In lending, particularly to the un-bankable, disciplined due diligence is a critical success factor. Once loans are made, coaching and connecting regularly with the borrower assures their success and reduces your risk. [more]
Lending money is generally a high risk business. That’s why there are so many complicated formulas and covenants now with each new deal. The quant jocks are on the loose and believe that risk problems are best solved by formulas and spread sheets.
And of course that’s not entirely true. Spread sheets and covenants are necessary, but they are only one piece of the puzzle.
The most important of the other pieces in my view is consistent discipline and follow through.

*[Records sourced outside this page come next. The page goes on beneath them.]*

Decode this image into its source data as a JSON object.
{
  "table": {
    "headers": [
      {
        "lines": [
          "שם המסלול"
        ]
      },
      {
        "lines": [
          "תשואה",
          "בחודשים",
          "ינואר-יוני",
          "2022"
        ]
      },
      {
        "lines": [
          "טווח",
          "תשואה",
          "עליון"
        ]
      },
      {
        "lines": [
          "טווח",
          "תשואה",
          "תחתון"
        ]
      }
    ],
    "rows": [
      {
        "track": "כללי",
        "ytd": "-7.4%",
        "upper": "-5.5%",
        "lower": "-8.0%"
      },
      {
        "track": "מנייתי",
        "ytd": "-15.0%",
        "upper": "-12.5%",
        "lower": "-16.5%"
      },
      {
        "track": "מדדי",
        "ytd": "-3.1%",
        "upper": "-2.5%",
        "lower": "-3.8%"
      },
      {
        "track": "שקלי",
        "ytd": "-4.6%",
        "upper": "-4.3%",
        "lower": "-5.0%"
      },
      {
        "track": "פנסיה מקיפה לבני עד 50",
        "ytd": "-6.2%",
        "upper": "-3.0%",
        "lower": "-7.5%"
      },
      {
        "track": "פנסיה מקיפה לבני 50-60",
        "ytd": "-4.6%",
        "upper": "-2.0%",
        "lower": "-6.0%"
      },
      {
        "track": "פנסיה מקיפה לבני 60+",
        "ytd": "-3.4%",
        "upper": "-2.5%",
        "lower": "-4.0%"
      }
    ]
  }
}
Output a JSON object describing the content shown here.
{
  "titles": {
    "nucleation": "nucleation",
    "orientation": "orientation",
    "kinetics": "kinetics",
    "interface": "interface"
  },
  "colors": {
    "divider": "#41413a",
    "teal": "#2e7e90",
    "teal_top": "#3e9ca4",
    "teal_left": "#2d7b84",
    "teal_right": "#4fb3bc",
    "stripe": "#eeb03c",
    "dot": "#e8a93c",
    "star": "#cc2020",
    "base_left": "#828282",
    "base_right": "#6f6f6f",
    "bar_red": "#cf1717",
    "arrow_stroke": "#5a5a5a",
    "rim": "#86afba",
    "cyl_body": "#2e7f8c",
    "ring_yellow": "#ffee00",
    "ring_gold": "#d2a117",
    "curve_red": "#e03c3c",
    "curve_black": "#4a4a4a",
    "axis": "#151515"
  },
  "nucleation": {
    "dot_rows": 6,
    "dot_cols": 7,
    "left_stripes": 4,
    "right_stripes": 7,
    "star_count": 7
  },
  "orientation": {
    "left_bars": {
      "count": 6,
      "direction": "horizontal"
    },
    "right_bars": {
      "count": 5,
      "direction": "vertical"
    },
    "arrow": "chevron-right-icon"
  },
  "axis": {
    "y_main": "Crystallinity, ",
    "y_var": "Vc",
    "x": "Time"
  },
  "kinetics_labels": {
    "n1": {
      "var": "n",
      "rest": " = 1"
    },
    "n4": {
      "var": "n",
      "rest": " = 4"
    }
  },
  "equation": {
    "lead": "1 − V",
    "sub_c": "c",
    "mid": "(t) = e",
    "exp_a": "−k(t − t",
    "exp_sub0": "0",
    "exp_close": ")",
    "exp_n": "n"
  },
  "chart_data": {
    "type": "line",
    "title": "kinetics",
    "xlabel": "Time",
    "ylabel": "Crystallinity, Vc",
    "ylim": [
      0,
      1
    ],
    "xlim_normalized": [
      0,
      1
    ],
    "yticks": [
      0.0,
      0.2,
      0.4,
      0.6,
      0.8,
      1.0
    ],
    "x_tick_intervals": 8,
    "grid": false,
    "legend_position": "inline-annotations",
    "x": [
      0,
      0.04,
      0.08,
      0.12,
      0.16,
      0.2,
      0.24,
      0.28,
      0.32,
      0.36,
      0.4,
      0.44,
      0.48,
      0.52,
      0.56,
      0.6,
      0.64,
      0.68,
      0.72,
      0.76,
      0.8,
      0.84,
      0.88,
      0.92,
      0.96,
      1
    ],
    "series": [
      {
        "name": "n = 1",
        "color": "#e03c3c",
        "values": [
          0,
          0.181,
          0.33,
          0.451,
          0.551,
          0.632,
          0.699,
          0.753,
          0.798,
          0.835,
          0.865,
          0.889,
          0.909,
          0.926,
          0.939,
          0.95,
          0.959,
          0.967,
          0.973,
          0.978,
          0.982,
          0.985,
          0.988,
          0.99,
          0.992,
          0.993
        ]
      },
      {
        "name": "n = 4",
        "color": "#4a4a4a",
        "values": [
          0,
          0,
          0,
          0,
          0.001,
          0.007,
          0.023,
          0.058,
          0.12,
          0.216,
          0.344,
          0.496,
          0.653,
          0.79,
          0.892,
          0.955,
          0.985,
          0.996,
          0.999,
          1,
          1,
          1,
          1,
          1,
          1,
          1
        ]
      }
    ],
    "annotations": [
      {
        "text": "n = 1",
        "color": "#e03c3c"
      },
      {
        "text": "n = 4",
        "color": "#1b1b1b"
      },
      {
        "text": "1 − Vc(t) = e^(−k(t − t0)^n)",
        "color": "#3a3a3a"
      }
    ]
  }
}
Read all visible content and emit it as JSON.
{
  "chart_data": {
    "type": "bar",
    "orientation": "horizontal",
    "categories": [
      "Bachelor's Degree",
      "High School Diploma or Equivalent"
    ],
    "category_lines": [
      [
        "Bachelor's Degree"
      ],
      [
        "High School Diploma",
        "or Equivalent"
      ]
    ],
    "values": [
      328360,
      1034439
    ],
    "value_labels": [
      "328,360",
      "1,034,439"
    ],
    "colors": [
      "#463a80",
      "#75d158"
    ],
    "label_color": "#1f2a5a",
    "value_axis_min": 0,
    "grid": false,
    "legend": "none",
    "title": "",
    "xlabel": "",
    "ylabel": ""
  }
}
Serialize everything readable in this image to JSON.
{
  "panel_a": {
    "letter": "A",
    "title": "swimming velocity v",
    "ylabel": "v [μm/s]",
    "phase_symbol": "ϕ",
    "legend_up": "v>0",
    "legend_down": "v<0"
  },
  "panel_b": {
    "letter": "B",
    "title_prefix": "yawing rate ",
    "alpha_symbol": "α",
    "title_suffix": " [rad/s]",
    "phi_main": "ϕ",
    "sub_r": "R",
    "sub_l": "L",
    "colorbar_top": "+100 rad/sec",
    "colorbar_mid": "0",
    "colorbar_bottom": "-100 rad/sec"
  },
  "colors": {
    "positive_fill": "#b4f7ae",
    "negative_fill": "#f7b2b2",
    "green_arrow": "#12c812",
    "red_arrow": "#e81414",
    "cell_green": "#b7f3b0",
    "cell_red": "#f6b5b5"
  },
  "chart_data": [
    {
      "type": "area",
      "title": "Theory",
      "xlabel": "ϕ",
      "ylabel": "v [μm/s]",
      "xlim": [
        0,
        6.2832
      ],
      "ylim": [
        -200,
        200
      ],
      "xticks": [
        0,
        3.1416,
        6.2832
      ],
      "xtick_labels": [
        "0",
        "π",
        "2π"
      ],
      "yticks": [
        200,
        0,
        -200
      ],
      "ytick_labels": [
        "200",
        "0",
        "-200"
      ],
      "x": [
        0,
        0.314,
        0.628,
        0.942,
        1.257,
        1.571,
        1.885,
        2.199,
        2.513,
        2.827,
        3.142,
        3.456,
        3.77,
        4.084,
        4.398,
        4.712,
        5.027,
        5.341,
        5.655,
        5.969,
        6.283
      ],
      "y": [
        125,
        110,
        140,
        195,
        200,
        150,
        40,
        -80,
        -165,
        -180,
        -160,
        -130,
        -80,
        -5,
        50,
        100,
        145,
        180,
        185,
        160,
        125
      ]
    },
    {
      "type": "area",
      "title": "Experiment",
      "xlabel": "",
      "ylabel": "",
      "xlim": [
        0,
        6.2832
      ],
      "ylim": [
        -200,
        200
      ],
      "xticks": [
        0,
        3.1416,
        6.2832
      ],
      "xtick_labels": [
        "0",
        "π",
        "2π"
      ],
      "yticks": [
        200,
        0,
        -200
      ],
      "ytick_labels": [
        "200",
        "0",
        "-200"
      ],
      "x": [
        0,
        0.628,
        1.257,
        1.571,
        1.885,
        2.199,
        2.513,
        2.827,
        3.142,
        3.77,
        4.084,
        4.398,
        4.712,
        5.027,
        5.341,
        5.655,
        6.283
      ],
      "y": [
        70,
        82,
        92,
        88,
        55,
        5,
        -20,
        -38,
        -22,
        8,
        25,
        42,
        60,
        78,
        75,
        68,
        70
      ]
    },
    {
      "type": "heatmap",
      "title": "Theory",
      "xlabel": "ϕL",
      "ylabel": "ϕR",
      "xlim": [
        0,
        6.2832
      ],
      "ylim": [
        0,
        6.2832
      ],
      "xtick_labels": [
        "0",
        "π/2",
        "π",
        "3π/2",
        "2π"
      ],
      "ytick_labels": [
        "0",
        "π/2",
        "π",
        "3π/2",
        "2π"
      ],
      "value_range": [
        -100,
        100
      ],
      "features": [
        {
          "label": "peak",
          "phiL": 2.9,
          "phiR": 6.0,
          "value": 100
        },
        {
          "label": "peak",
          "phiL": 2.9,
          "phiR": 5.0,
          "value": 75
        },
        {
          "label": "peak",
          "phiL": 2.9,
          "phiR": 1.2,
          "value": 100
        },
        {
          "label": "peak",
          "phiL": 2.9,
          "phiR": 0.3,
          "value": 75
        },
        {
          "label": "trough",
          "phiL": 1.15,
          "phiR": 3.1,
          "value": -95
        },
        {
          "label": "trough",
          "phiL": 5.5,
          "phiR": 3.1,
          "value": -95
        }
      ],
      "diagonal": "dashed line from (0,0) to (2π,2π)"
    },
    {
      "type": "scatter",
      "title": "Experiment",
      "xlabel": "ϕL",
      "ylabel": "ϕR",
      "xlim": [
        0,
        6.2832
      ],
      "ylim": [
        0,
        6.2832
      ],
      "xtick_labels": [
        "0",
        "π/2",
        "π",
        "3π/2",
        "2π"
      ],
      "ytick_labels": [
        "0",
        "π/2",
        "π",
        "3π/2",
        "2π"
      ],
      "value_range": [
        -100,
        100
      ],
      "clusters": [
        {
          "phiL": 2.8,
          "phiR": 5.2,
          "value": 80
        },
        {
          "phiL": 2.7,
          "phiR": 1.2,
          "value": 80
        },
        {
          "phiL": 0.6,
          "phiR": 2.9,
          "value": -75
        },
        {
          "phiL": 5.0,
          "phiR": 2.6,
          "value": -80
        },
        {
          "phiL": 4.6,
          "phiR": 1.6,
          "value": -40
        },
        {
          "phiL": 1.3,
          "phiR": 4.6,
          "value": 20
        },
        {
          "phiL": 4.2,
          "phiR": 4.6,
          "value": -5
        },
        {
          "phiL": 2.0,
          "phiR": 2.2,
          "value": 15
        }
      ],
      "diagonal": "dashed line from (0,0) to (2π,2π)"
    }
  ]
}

Right now, lending is pretty unavailable unless the loan you seek has little or no risk attached to it. It’s been this way for almost three years now, since lenders arrived on this side of the great recession. All people we’ve worked with in non-profit lending have been turned down by the banks. There is no “room at the inn” anymore for people who lack strong collateral. And yet with a dozen or so loans we’ve made to date, no one has yet missed a payment.
How have we done that?
The answer, which we learned from the first microfinance organization we worked with (WECO) is that we attach a long umbilical cord to every new loan we make.
Lessons learned from WECO and our own experience working with “unbankable businesses” indicate that there are five key disciplines, each of which reduces the loan’s risk.
Each of these disciplines, put together, comprise the “umbilical cord” we attach to our “baby” entrepreneurs.
The most important ones are the first (coachability) and the last (frequent meetings), in my view.
Here’s why:
It’s hard to find a smart person with a good work ethic and a great concept.
It’s even harder to find those qualities in a person who doesn’t think they know it all.
Perhaps by definition a person willing to risk starting their own business has a big ego. It’s from a healthy ego that passion and persistence are derived.
But that same strong ego makes us hang onto bad practices too long, often times fooling ourselves into believing things that seem true for others but just aren’t true for us.
So our little lending group seeks people who are open to coaching, open to change. And it’s not because we hope they will do things our way. It’s so that when we see issues that are more easily seen by outsiders, they’ll work with us to solve them.
This leads me to key factor #5 which we call the “Woody Allen Rule.” If you’re my age or older, you may recall Allen’s famous line that “80% of life is showing up.”
And that’s what we do.
We put on a class every month for our borrowers. We show up. And we insist that they do the same.
I learned this from the peer group (Vistage) that I’ve been going to every month for 15 years now. That is, no matter how good my plan is, it’s bound to change. And no matter how smart I become, I will still make substantial errors along the way of implementing that plan.
At these meetings with our borrowers, we do very little “telling.” Instead we assign one topic for each meeting (key measures; marketing; pricing; planning for example) and then we insist each borrower show and discuss their own stuff.
I believe that lending will only loosen back up when banks and other lenders realize that the “destinations” they create with spread sheets and covenants are only the first step in the process.
The rest is a journey. It is a journey that requires patience and coaching and – just showing up.
Great businesses, the banks or the entrepreneurs, are rarely built with low risk/no risk loans. And so I hope we’ll soon see lenders re-entering (what I’ll call) the smart risk business.
If they don’t, someone else will. I plan that one of those will be The Business of Good.